Going in to Sublevel Zero I expected , due to the unique movement capabilities present, that the controls were going to be a bit awkward. I was pleasantly surprised to find that even when playing with a keyboard and mouse that the controls worked quite well and I didn’t have to contort my hands as I expected. It is important that these controls are as good as they are though, because you’re going to need every bit of mobility you can get. You will find yourself flying through narrow corridors and dodging various projectiles, so it is important that you familiarise yourself with all the options available to you. While you may find yourself getting quite disoriented when starting out, you’ll quickly adjust everything but you may find yourself having a bit of difficulty when it comes to navigating each sublevel.
Sublevel Zero gives you a pretty good map to use for navigation during the game, but it is something that you have to look at far too often. While the environments have a pleasing aesthetic, there are segments that look so similar that you’ll find yourself going around in circles, with the route you’re supposed to be taking hidden in plain sight or missed thanks to disorientation. This is easy to overcome, but it would have been a bit better if, say, rooms with a similar style had a slightly different tinge to them or perhaps more unique identifiers present. It can’t be all sightseeing though as even though you are going to be navigating the twists and turns of each sublevel, there will have to be something to get in your way.
What would a game be without some sort of inconsiderate enemy showing up to ruin your gameplay? Well, Sublevel Zero is no different from any other game. You’re going to be confronted by some weird and wonderful enemies who are going to want to shoot the crap out of you and failing that, they’ll probably try to ram your face off. There are quite a few enemy types in Sublevel Zero and thankfully they all look unique. This means that they’re all easily identifiable so you can approach the many hairy situations you find yourself in with a little bit of knowledge. The problem is, game knowledge can only get you so far so it might help to get some decent firepower on your side.
This is where the loot and crafting system comes in to play. Killing enemies will drop ammo, parts and nanites for the player to make use of as loot. The parts can come in the form of weapons, as well as hulls and engines for your ship. These are all well and good but you’d expect that crafting these drops into superior parts would be beneficial right? Well, while there are obviously the stats bonuses that come from this, it largely feels cumbersome and inconsequential. There’s no place for the player to look up recipes in game so you often don’t really know what to keep a lookout for or what you can even make.
Most of the time I just crafted something purely because I needed space in my inventory and I never felt any sort of improvement to my ship.
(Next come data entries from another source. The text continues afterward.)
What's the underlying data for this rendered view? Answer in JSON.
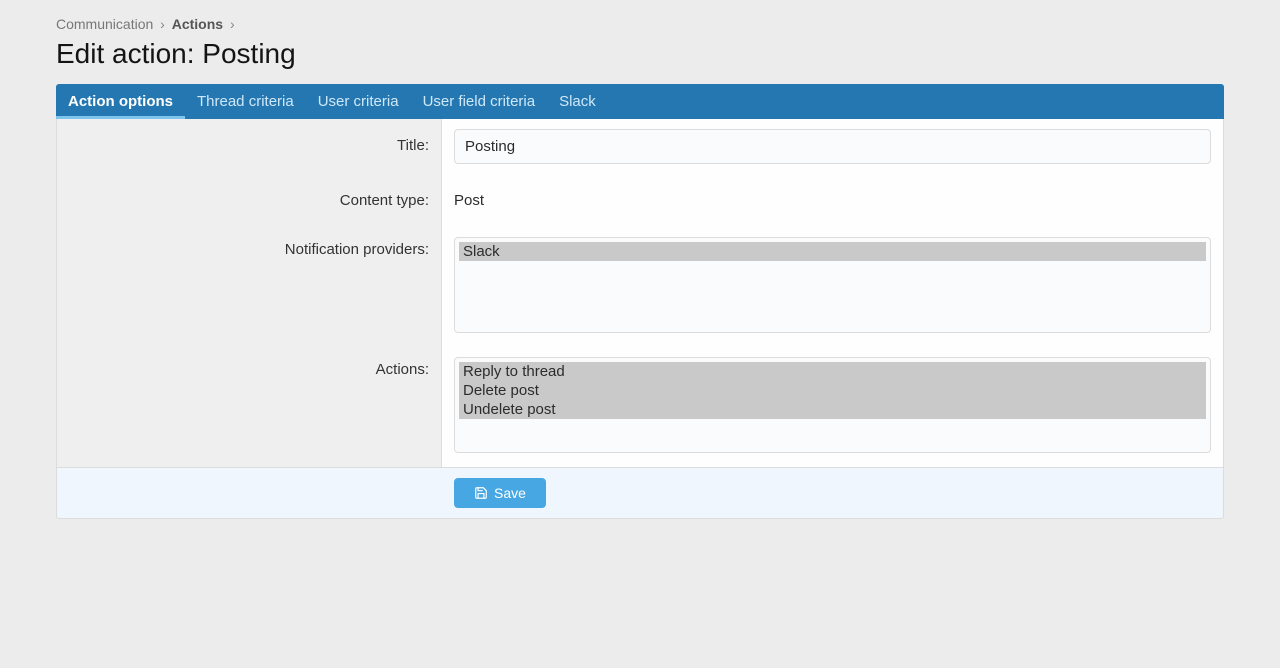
{
  "breadcrumb": {
    "item1": "Communication",
    "item2": "Actions"
  },
  "page_title": "Edit action: Posting",
  "tabs": {
    "action_options": "Action options",
    "thread_criteria": "Thread criteria",
    "user_criteria": "User criteria",
    "user_field_criteria": "User field criteria",
    "slack": "Slack"
  },
  "form": {
    "title_label": "Title:",
    "title_value": "Posting",
    "content_type_label": "Content type:",
    "content_type_value": "Post",
    "notification_providers_label": "Notification providers:",
    "providers": {
      "slack": "Slack"
    },
    "actions_label": "Actions:",
    "actions": {
      "reply_to_thread": "Reply to thread",
      "delete_post": "Delete post",
      "undelete_post": "Undelete post"
    }
  },
  "buttons": {
    "save": "Save"
  }
}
While there were time when I could see a notable change, this didn’t happen frequently enough for me to pay attention. The crafting system unfortunately feels tacked on and while I understand the aim of putting it in, it just doesn’t feel influential enough and the core gameplay mechanics of Sublevel Zero don’t allow it to be all that effective. When this is coupled with the game occasionally freezing when you change parts, it makes sense if you lose interest in crafting.
This brings us to my biggest gripe about the game, which is unfortunately the core premise. I feel like it didn’t really need to be a roguelike. While it obviously adds to the gameplay, I just feel like the crafting would have been a lot more useful if there was no permadeath. It would mean that player would be able to engage with the crafting and exploration with tension without the use of permadeath (think Dark Souls). It’s not that I’m not a fan of roguelikes (they’re probably some of the most enjoyable games out there because of their structure) but in Sublevel Zero I just feel frustrated as every death feels like a huge step back rather than an opportunity to improve.
What Sublevel Zero does, it does suitably. When everything comes together, however, you start to see faults. While I want to love Sublevel Zero, it just does a couple of things that hinder enjoyment. It has an incredibly pleasing aesthetic, with a rather catchy soundtrack and controls that feel great to play with – it’s just a shame that it lets itself down in some places. You can definitely have fun with this title, and if it’s something that interests you you quite easily will. It’s just that with a couple of adjustments here and there it could have been so much better.